Last week we took a look at McDonald's roots as a barbecue restaurant before it converted into a fast-service hamburger stand. Pit-cooked barbecue ultimately wasn't a good match for the demands of fast-food chains, but that doesn't mean that entrepreneurs didn't try.
In the early 1960s, businessmen Bill Newman and Ben Burch teamed up with Frank O. Howell, Jr., who was running a local barbecue chain in Memphis, to create Little Pigs of America and franchise it nationwide.

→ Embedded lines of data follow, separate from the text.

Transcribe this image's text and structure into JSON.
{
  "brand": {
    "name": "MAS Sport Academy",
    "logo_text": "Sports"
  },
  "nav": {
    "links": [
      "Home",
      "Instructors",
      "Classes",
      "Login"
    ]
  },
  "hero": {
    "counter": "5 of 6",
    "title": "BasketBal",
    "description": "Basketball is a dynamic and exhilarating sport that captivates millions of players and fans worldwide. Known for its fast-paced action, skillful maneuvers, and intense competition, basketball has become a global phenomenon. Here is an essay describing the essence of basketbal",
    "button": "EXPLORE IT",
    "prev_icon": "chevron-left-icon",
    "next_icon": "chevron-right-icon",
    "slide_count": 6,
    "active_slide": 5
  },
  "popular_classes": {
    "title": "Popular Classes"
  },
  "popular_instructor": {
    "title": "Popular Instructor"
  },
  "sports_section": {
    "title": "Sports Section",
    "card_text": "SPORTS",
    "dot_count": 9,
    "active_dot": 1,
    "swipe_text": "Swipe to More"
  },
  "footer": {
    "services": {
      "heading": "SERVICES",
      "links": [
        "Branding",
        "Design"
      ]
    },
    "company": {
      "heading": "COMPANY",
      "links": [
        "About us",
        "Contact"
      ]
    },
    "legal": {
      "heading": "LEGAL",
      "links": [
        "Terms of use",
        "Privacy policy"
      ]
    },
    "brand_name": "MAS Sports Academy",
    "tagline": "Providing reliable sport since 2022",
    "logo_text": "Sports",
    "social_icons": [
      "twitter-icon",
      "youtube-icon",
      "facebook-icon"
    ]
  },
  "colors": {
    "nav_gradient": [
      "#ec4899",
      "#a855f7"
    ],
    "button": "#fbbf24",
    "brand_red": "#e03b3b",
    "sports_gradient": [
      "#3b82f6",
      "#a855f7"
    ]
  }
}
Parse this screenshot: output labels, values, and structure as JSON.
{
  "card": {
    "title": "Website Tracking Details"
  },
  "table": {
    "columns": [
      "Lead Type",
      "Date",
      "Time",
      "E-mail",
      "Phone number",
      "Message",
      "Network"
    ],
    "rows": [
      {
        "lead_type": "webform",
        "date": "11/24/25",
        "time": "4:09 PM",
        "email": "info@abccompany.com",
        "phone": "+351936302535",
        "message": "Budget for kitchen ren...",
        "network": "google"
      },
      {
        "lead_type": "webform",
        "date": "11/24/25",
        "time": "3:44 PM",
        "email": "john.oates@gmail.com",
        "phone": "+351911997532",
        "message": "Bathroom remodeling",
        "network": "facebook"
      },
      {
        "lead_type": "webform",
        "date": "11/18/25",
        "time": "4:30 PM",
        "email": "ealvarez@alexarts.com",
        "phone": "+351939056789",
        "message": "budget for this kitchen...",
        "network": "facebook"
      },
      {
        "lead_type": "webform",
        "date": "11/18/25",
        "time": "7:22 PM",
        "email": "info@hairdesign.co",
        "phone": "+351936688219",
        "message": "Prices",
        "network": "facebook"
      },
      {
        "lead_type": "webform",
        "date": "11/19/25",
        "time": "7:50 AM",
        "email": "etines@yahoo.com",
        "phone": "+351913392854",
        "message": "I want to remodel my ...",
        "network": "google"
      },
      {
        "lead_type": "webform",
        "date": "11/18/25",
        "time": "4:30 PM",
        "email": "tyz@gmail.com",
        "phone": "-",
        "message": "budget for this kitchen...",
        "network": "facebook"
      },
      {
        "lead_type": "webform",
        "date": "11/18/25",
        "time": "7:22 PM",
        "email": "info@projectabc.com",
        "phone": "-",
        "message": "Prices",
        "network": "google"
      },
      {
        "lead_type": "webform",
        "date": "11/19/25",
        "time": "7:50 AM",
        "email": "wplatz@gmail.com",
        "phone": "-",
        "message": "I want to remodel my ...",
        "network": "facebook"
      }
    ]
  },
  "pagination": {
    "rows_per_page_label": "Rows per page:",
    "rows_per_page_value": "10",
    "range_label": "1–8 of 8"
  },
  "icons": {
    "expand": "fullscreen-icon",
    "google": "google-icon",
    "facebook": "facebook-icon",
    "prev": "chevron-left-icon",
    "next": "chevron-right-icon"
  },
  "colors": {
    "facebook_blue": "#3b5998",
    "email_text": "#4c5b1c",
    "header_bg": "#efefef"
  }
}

|This ad for a Little Pigs in New Orleans ran in the Times-Picayune on May 9, 1964.|
Asking for a $6,000 upfront investment, Little Pigs promised its franchisees a net return of $15,000 to $20,000 per year. No prior barbecue experience was required, for the company trained recruits at its Memphis headquarters. It also helped them with location selection and provided detailed blueprints for constructing a wood-burning pit made out of bricks.
At a typical Little Pigs of America establishment, a pork basket sold for 59 cents, a pork plate for 69 cents, and a rib platter for $1.59. By 1965, some 200 restaurants had opened in the United States and Canada, and the company announced a bold goal of exceeding 1,000 locations in just a few years. (McDonald's Hamburgers, by comparison, had just opened store #800.)
Despite its initial growth, Little Pigs of America struggled to become profitable, and in 1967 it filed for bankruptcy, ending the brief run of what was once America's largest barbecue chain.
Most little pigs outlets faded away after their parent company folded, but some stayed in business as independent operators. A handful of restaurants that got their start as Little Pigs franchises are still selling barbecue today, including well-known spots in Columbia, South Carolina, and Asheville, North Carolina.